Untarse de tiza: Cuadernillo de 45 páginas que, gracias al apoyo del jesuita y decano académico Joaquín Sánchez, se publicó de manera excepcional en el año 1993. Este fue el segundo número de la colección “El oficio de escribir”. En esta publicación fui coautor y editor. “Untarse de tiza” contenía varias reflexiones –de corte autobiográfico– sobre el oficio de la docencia de profesores de la Facultad de Comunicación de la Universidad Javeriana, entre ellos Gabriel Alba (Teorías de la comunicación III), Andrés Sicard (Taller de expresión gráfica I y II) y Manuel Vidal (Políticas de comunicación). Mi texto tenía como título “Desarmar el reloj, reconstruir el tiempo” y recogía mi experiencia como profesor de la materia de semiótica que dicté durante varios años en el tercero y el quinto semestre.

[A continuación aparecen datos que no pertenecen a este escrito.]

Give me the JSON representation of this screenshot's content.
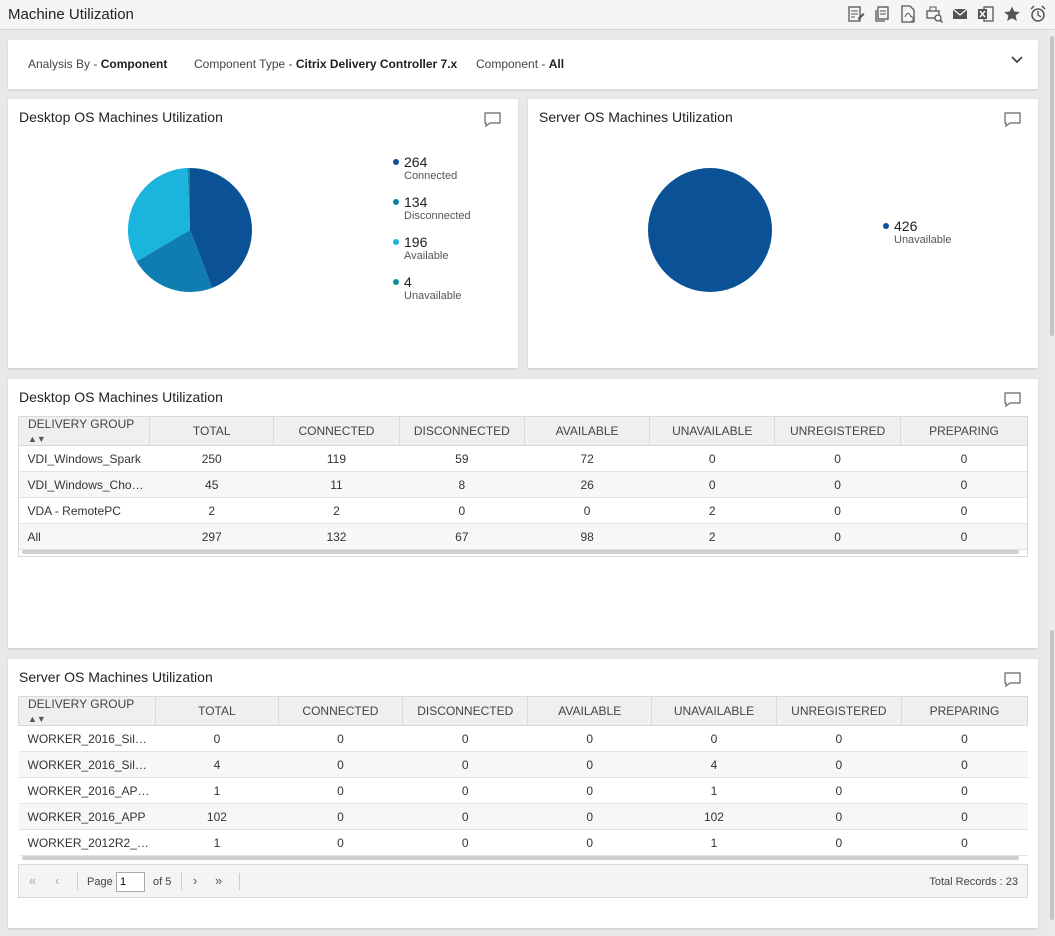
{
  "app": {
    "title": "Machine Utilization"
  },
  "toolbar": {
    "icons": [
      "edit-report-icon",
      "copy-report-icon",
      "pdf-export-icon",
      "print-preview-icon",
      "email-icon",
      "excel-export-icon",
      "favorite-star-icon",
      "alarm-clock-icon"
    ]
  },
  "filters": {
    "analysis_by": {
      "label": "Analysis By",
      "sep": " - ",
      "value": "Component"
    },
    "component_type": {
      "label": "Component Type",
      "sep": " - ",
      "value": "Citrix Delivery Controller 7.x"
    },
    "component": {
      "label": "Component",
      "sep": " - ",
      "value": "All"
    }
  },
  "colors": {
    "primary": "#0a5196",
    "mid": "#0f7db0",
    "light": "#1ab4dd",
    "teal": "#0e8fa0"
  },
  "desktop_chart": {
    "title": "Desktop OS Machines Utilization",
    "chart_data": {
      "type": "pie",
      "categories": [
        "Connected",
        "Disconnected",
        "Available",
        "Unavailable"
      ],
      "values": [
        264,
        134,
        196,
        4
      ]
    },
    "legend": [
      {
        "value": "264",
        "label": "Connected"
      },
      {
        "value": "134",
        "label": "Disconnected"
      },
      {
        "value": "196",
        "label": "Available"
      },
      {
        "value": "4",
        "label": "Unavailable"
      }
    ]
  },
  "server_chart": {
    "title": "Server OS Machines Utilization",
    "chart_data": {
      "type": "pie",
      "categories": [
        "Unavailable"
      ],
      "values": [
        426
      ]
    },
    "legend": [
      {
        "value": "426",
        "label": "Unavailable"
      }
    ]
  },
  "desktop_table": {
    "title": "Desktop OS Machines Utilization",
    "columns": [
      "DELIVERY GROUP",
      "TOTAL",
      "CONNECTED",
      "DISCONNECTED",
      "AVAILABLE",
      "UNAVAILABLE",
      "UNREGISTERED",
      "PREPARING"
    ],
    "rows": [
      [
        "VDI_Windows_Spark",
        "250",
        "119",
        "59",
        "72",
        "0",
        "0",
        "0"
      ],
      [
        "VDI_Windows_Cho…",
        "45",
        "11",
        "8",
        "26",
        "0",
        "0",
        "0"
      ],
      [
        "VDA - RemotePC",
        "2",
        "2",
        "0",
        "0",
        "2",
        "0",
        "0"
      ],
      [
        "All",
        "297",
        "132",
        "67",
        "98",
        "2",
        "0",
        "0"
      ]
    ]
  },
  "server_table": {
    "title": "Server OS Machines Utilization",
    "columns": [
      "DELIVERY GROUP",
      "TOTAL",
      "CONNECTED",
      "DISCONNECTED",
      "AVAILABLE",
      "UNAVAILABLE",
      "UNREGISTERED",
      "PREPARING"
    ],
    "rows": [
      [
        "WORKER_2016_Sil…",
        "0",
        "0",
        "0",
        "0",
        "0",
        "0",
        "0"
      ],
      [
        "WORKER_2016_Sil…",
        "4",
        "0",
        "0",
        "0",
        "4",
        "0",
        "0"
      ],
      [
        "WORKER_2016_AP…",
        "1",
        "0",
        "0",
        "0",
        "1",
        "0",
        "0"
      ],
      [
        "WORKER_2016_APP",
        "102",
        "0",
        "0",
        "0",
        "102",
        "0",
        "0"
      ],
      [
        "WORKER_2012R2_…",
        "1",
        "0",
        "0",
        "0",
        "1",
        "0",
        "0"
      ]
    ]
  },
  "pager": {
    "page_label": "Page",
    "page_value": "1",
    "of_label": "of 5",
    "total_label": "Total Records : 23"
  }
}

Viejo Topo: Revista española que leía asiduamente hacia finales de los años 70. Gracias a esta publicación hecha en Barcelona y dirigida por Francisco Arroyo me empecé a familiarizar con los textos de Michel Foucault, Fernando Savater, Miguel Riera, Juan Goytisolo, Román Gubern, Eduardo Galeano, Félix Guattari y muchos herederos del pensamiento crítico con espíritu marxista. “Un viejo topo, metáfora de subversión y experiencia. Paulatina excavación de galerías subterráneas, lenta y minuciosa destrucción de los cimientos de una sociedad absurda”, declaraba en su primer número.

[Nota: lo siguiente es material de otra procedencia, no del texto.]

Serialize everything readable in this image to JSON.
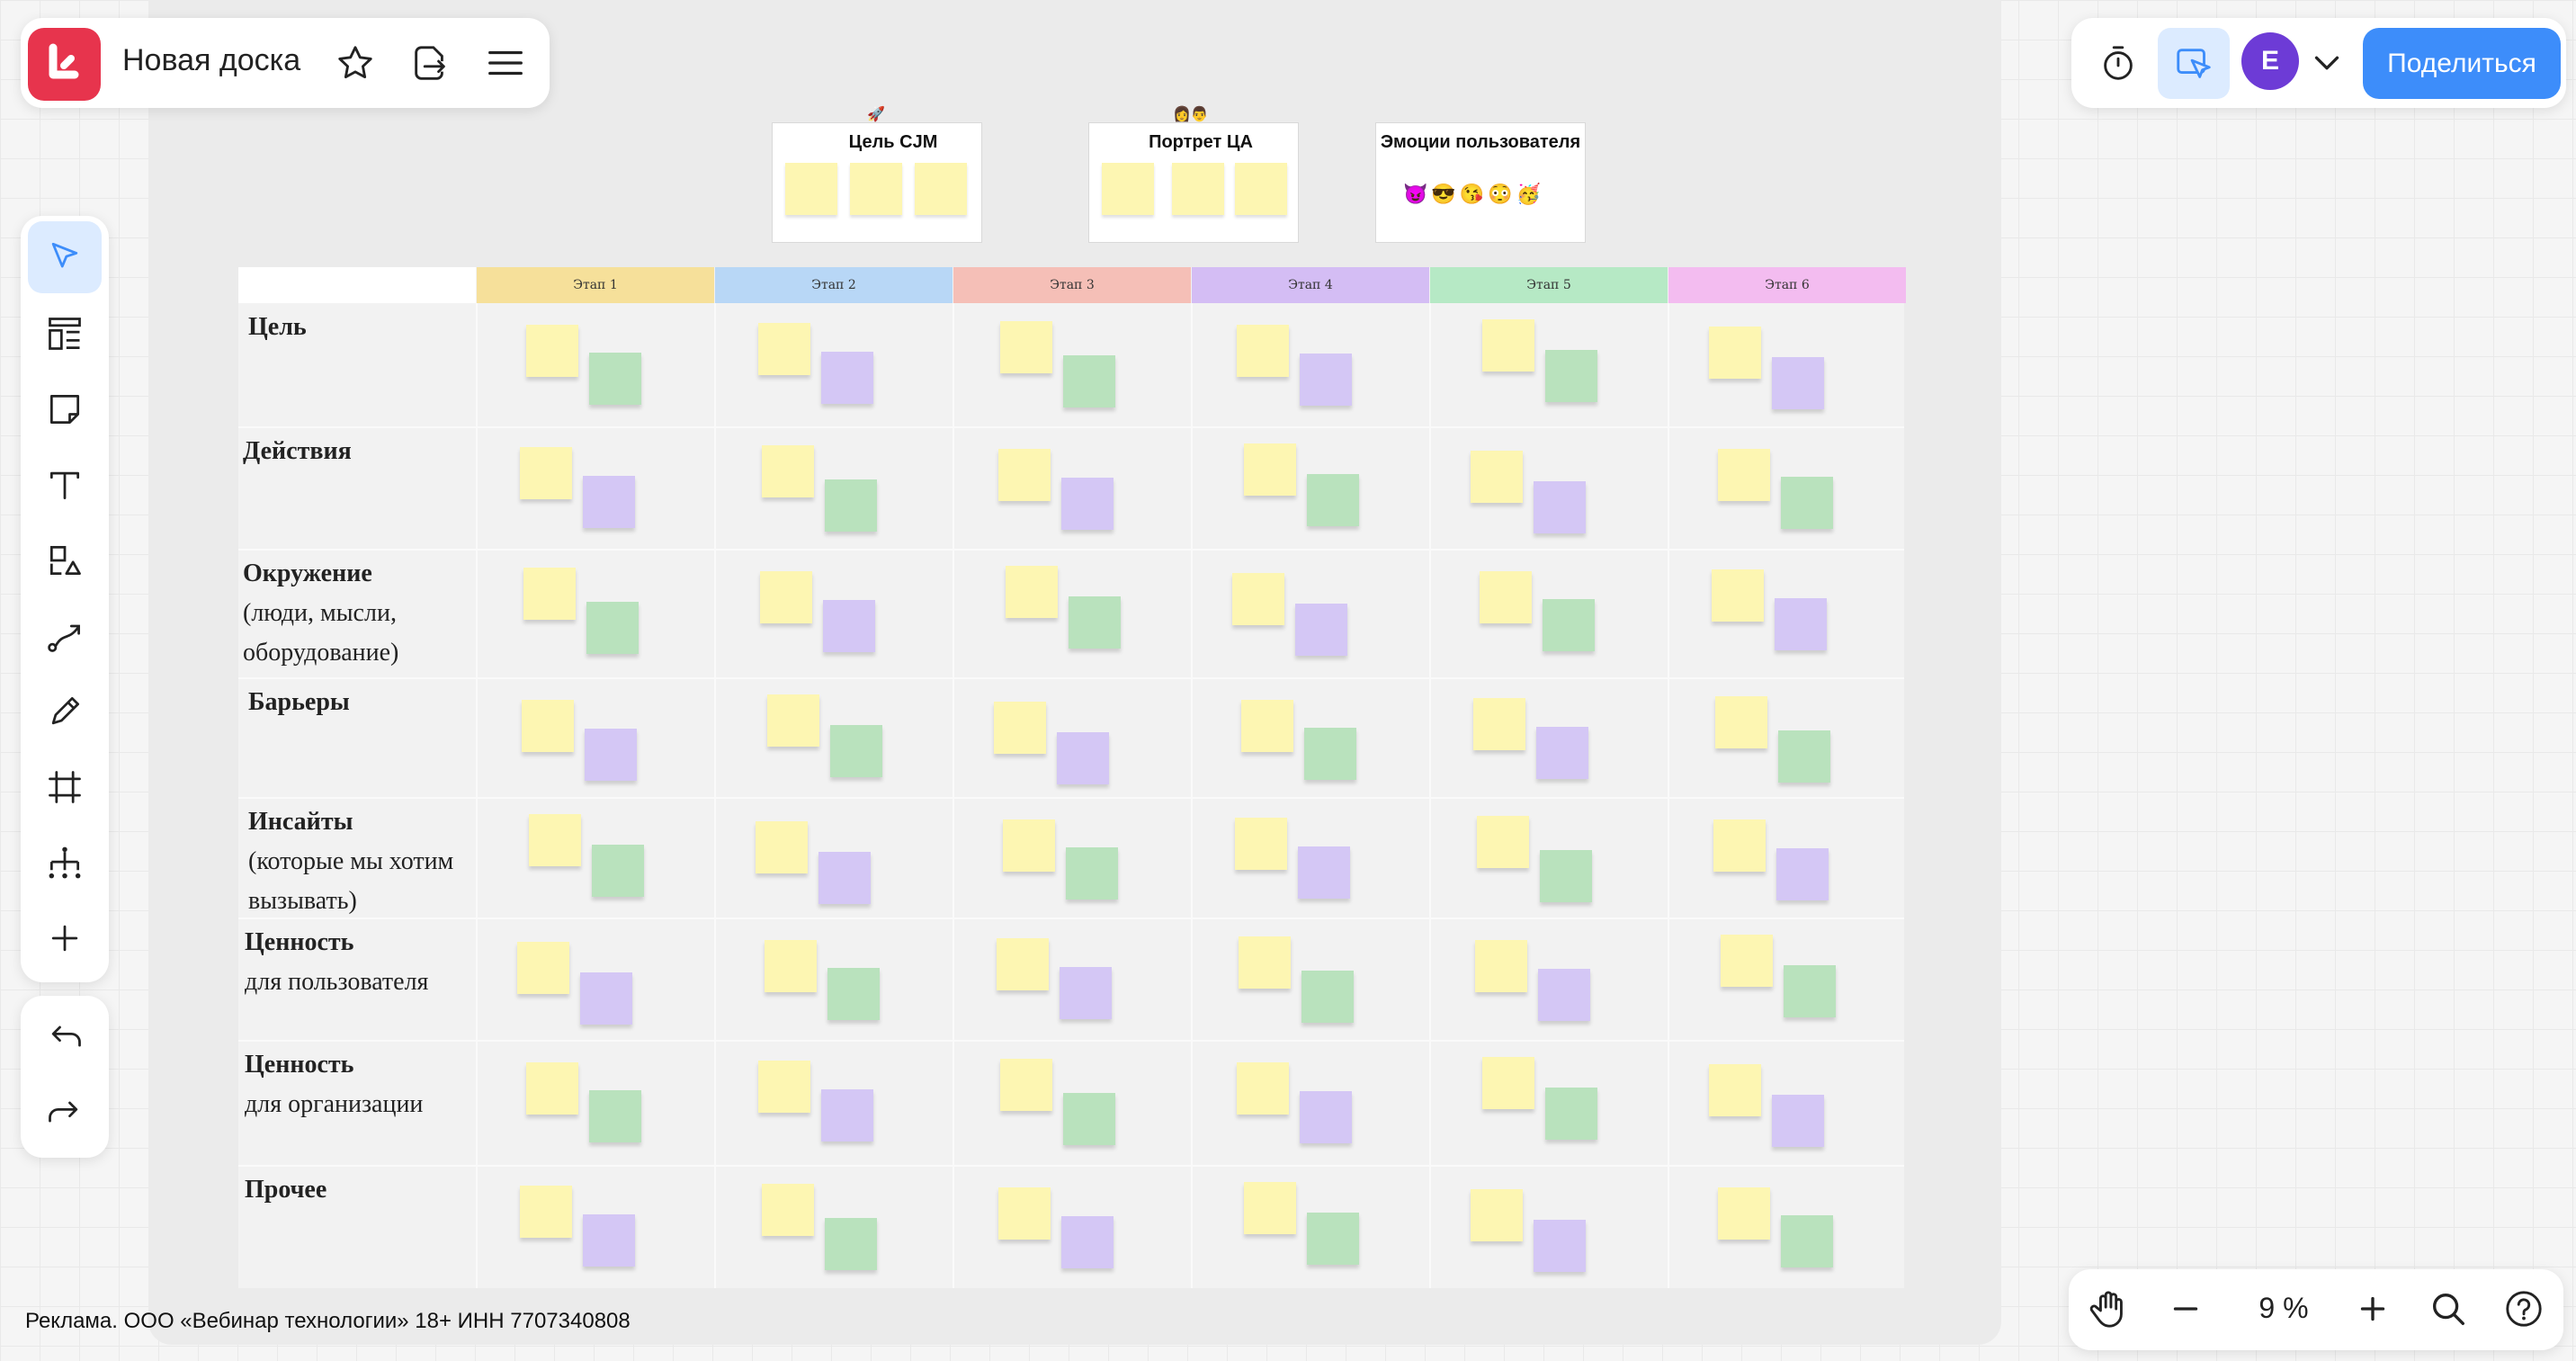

Wainer: Editor mexicano de revistas que visitó a Colombia por un tiempo, vinculándose a Greco y a Editora Cinco. Por mi trabajo como creador de pasatiempos para aquella empresa tuve la oportunidad de conversar largas horas con él y, poco a poco, construimos una amistad que, al volver a su patria, se continúo a través de cartas. Me ofreció trabajo en la Promotora Chapultepec, pero pesaron más mis responsabilidades con mis padres que dicha oportunidad laboral. León Wainer me ayudó enormemente a madurar varias de mis inquietudes políticas cuando tenía mis 25 años, fue un lector atento de mis primeras producciones literarias y sirvió de ayuda sapiente para aclarar algunas de mis decisiones vitales de esos años.     

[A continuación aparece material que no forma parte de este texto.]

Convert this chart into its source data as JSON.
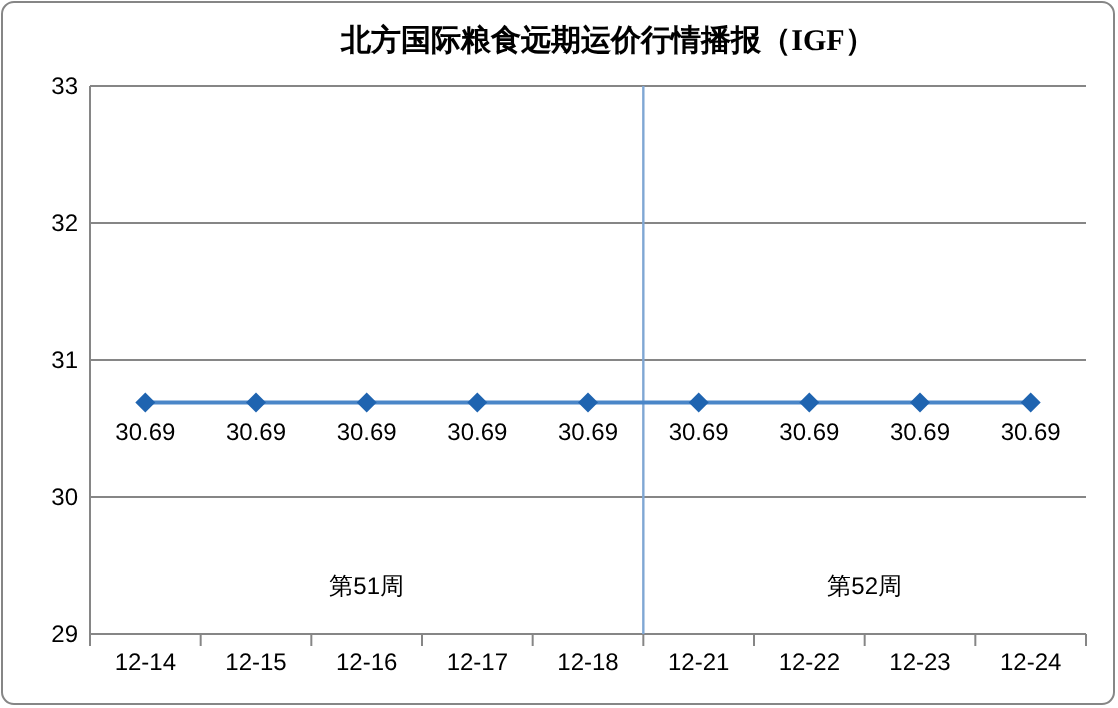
{
  "chart_data": {
    "type": "line",
    "title": "北方国际粮食远期运价行情播报（IGF）",
    "categories": [
      "12-14",
      "12-15",
      "12-16",
      "12-17",
      "12-18",
      "12-21",
      "12-22",
      "12-23",
      "12-24"
    ],
    "series": [
      {
        "color": "#4a86c8",
        "values": [
          30.69,
          30.69,
          30.69,
          30.69,
          30.69,
          30.69,
          30.69,
          30.69,
          30.69
        ]
      }
    ],
    "ylim": [
      29,
      33
    ],
    "yticks": [
      29,
      30,
      31,
      32,
      33
    ],
    "grid": "y",
    "marker": "diamond",
    "line_style": "solid",
    "data_labels": true,
    "ref_lines": [
      {
        "axis": "x",
        "value": "12-21",
        "color": "#7fa7d4"
      }
    ],
    "annotations": [
      "第51周",
      "第52周"
    ]
  }
}
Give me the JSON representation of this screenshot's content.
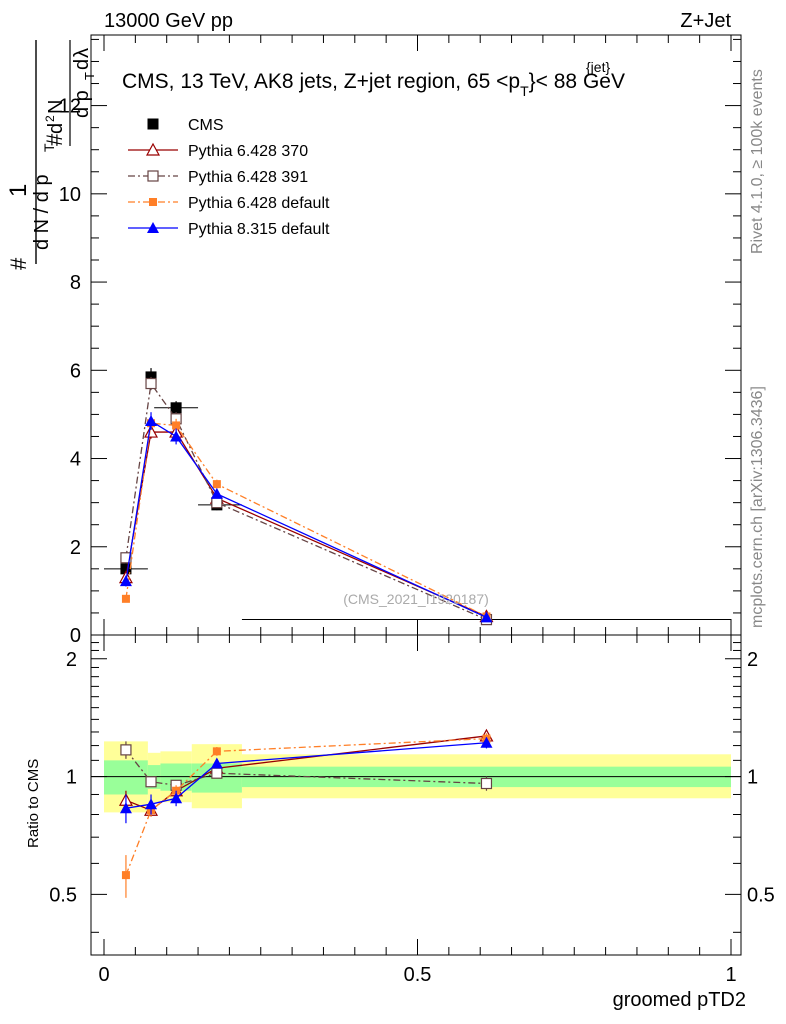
{
  "header": {
    "left_title": "13000 GeV pp",
    "right_title": "Z+Jet"
  },
  "side_labels": {
    "rivet": "Rivet 4.1.0, ≥ 100k events",
    "mcplots": "mcplots.cern.ch [arXiv:1306.3436]"
  },
  "watermark": "(CMS_2021_I1920187)",
  "chart_data": [
    {
      "type": "line",
      "panel": "main",
      "title_parts": {
        "prefix": "CMS, 13 TeV, AK8 jets, Z+jet region, 65 <p",
        "sup": "{jet}",
        "sub": "T",
        "suffix": "}< 88 GeV"
      },
      "ylabel_parts": [
        "#",
        "1",
        "d N / d p",
        "T",
        "#",
        "d",
        "2",
        "N",
        "d p",
        "T",
        "d",
        "λ"
      ],
      "xlim": [
        0,
        1
      ],
      "ylim": [
        0,
        13.6
      ],
      "yticks": [
        "0",
        "2",
        "4",
        "6",
        "8",
        "10",
        "12"
      ],
      "ytick_values": [
        0,
        2,
        4,
        6,
        8,
        10,
        12
      ],
      "x": [
        0.035,
        0.075,
        0.115,
        0.18,
        0.61
      ],
      "xerr": [
        [
          0.0,
          0.07
        ],
        [
          0.07,
          0.08
        ],
        [
          0.08,
          0.15
        ],
        [
          0.15,
          0.22
        ],
        [
          0.22,
          1.0
        ]
      ],
      "series": [
        {
          "name": "CMS",
          "values": [
            1.5,
            5.85,
            5.15,
            2.95,
            0.35
          ],
          "err": [
            0.15,
            0.2,
            0.15,
            0.12,
            0.04
          ],
          "color": "#000000",
          "marker": "square-filled",
          "line": "none"
        },
        {
          "name": "Pythia 6.428 370",
          "values": [
            1.3,
            4.6,
            4.6,
            3.1,
            0.42
          ],
          "err": [
            0.1,
            0.15,
            0.15,
            0.1,
            0.03
          ],
          "color": "#990000",
          "marker": "triangle-open",
          "line": "solid"
        },
        {
          "name": "Pythia 6.428 391",
          "values": [
            1.75,
            5.7,
            4.9,
            3.0,
            0.35
          ],
          "err": [
            0.1,
            0.15,
            0.15,
            0.1,
            0.03
          ],
          "color": "#664444",
          "marker": "square-open",
          "line": "dashdot"
        },
        {
          "name": "Pythia 6.428 default",
          "values": [
            0.82,
            4.8,
            4.75,
            3.42,
            0.42
          ],
          "err": [
            0.08,
            0.15,
            0.15,
            0.1,
            0.03
          ],
          "color": "#ff7f27",
          "marker": "square-small",
          "line": "dashdot"
        },
        {
          "name": "Pythia 8.315 default",
          "values": [
            1.22,
            4.85,
            4.5,
            3.2,
            0.4
          ],
          "err": [
            0.12,
            0.2,
            0.18,
            0.1,
            0.03
          ],
          "color": "#0000ff",
          "marker": "triangle-filled",
          "line": "solid"
        }
      ]
    },
    {
      "type": "line",
      "panel": "ratio",
      "ylabel": "Ratio to CMS",
      "xlabel": "groomed pTD2",
      "xlim": [
        0,
        1
      ],
      "ylim": [
        0.35,
        2.3
      ],
      "yscale": "log",
      "yticks": [
        "0.5",
        "1",
        "2"
      ],
      "ytick_values": [
        0.5,
        1,
        2
      ],
      "xticks": [
        "0",
        "0.5",
        "1"
      ],
      "xtick_values": [
        0,
        0.5,
        1
      ],
      "bands": [
        {
          "x0": 0.0,
          "x1": 0.07,
          "green": [
            0.9,
            1.1
          ],
          "yellow": [
            0.81,
            1.23
          ]
        },
        {
          "x0": 0.07,
          "x1": 0.09,
          "green": [
            0.93,
            1.07
          ],
          "yellow": [
            0.86,
            1.15
          ]
        },
        {
          "x0": 0.09,
          "x1": 0.14,
          "green": [
            0.92,
            1.08
          ],
          "yellow": [
            0.86,
            1.16
          ]
        },
        {
          "x0": 0.14,
          "x1": 0.22,
          "green": [
            0.91,
            1.08
          ],
          "yellow": [
            0.83,
            1.21
          ]
        },
        {
          "x0": 0.22,
          "x1": 1.0,
          "green": [
            0.94,
            1.06
          ],
          "yellow": [
            0.88,
            1.14
          ]
        }
      ],
      "series": [
        {
          "name": "Pythia 6.428 370",
          "values": [
            0.87,
            0.82,
            0.92,
            1.05,
            1.27
          ],
          "err": [
            0.05,
            0.03,
            0.03,
            0.03,
            0.04
          ],
          "color": "#990000",
          "marker": "triangle-open",
          "line": "solid"
        },
        {
          "name": "Pythia 6.428 391",
          "values": [
            1.17,
            0.97,
            0.95,
            1.02,
            0.96
          ],
          "err": [
            0.06,
            0.03,
            0.03,
            0.03,
            0.04
          ],
          "color": "#664444",
          "marker": "square-open",
          "line": "dashdot"
        },
        {
          "name": "Pythia 6.428 default",
          "values": [
            0.56,
            0.82,
            0.92,
            1.16,
            1.25
          ],
          "err": [
            0.07,
            0.03,
            0.03,
            0.03,
            0.04
          ],
          "color": "#ff7f27",
          "marker": "square-small",
          "line": "dashdot"
        },
        {
          "name": "Pythia 8.315 default",
          "values": [
            0.83,
            0.85,
            0.88,
            1.08,
            1.22
          ],
          "err": [
            0.07,
            0.05,
            0.04,
            0.03,
            0.04
          ],
          "color": "#0000ff",
          "marker": "triangle-filled",
          "line": "solid"
        }
      ]
    }
  ]
}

Taya X: Serpiente venenosa que temían mucho los campesinos de Capira. La “taya X” se “enchipaba” a los pies de las matas viejas de plátano, o se mimetizaba con las hojas secas de los árboles. Yo vi de niño cómo mi tío Ulises mató varias con su machete y de él supe que por su tinte marrón resultaba fácil confundirla con el color terroso de los caminos. Misael, el compañero de mi abuela Hermelinda, la llamaba “cuatro narices” y otros jornaleros la distinguían como “la pudridora”. En Capira y otras veredas aledañas se tenía la creencia de que si se fumaba chicote, ese olor espantaba a la mapaná.

Yo-yo: Juguete que, en la década del 70, era el furor en los colegios, las casas y los parques. No había persona que no realizara “el perrito mordelón”, “el columpio”, “el dormilón”, “la vuelta al mundo”. Bastaban dos tapas de plástico y una piola –semejante a la usada en los lances del trompo– para crear pequeñas competiciones en grupo. La mayor aspiración de todos los aficionados a esta entretención era conseguir uno yo-yo profesional, el Russell de tapas rojas de Coca-Cola.

Zurriago: Palo con una delgada correa de cuero que servía de bastón, de látigo para arrear las mulas y de recurso para espantar los perros.  Se elaboraba generalmente de una madera dura como el guayacán o chicalá y el hueco por donde pasaba la correa se hacía con un chuzo de hierro caliente. Este perrero formaba parte, junto a la peinilla, del atuendo común de todos los habitantes de Capira y, en muchas ocasiones, los papás lo usaban para zurrar a sus hijos. En mi casa hay dos: uno que le regaló mi tía Beatriz a mi madre, recién supo de su cojera por la artrosis degenerativa; y otro, que mi tío Ulises me dio como herencia de sus posesiones más queridas.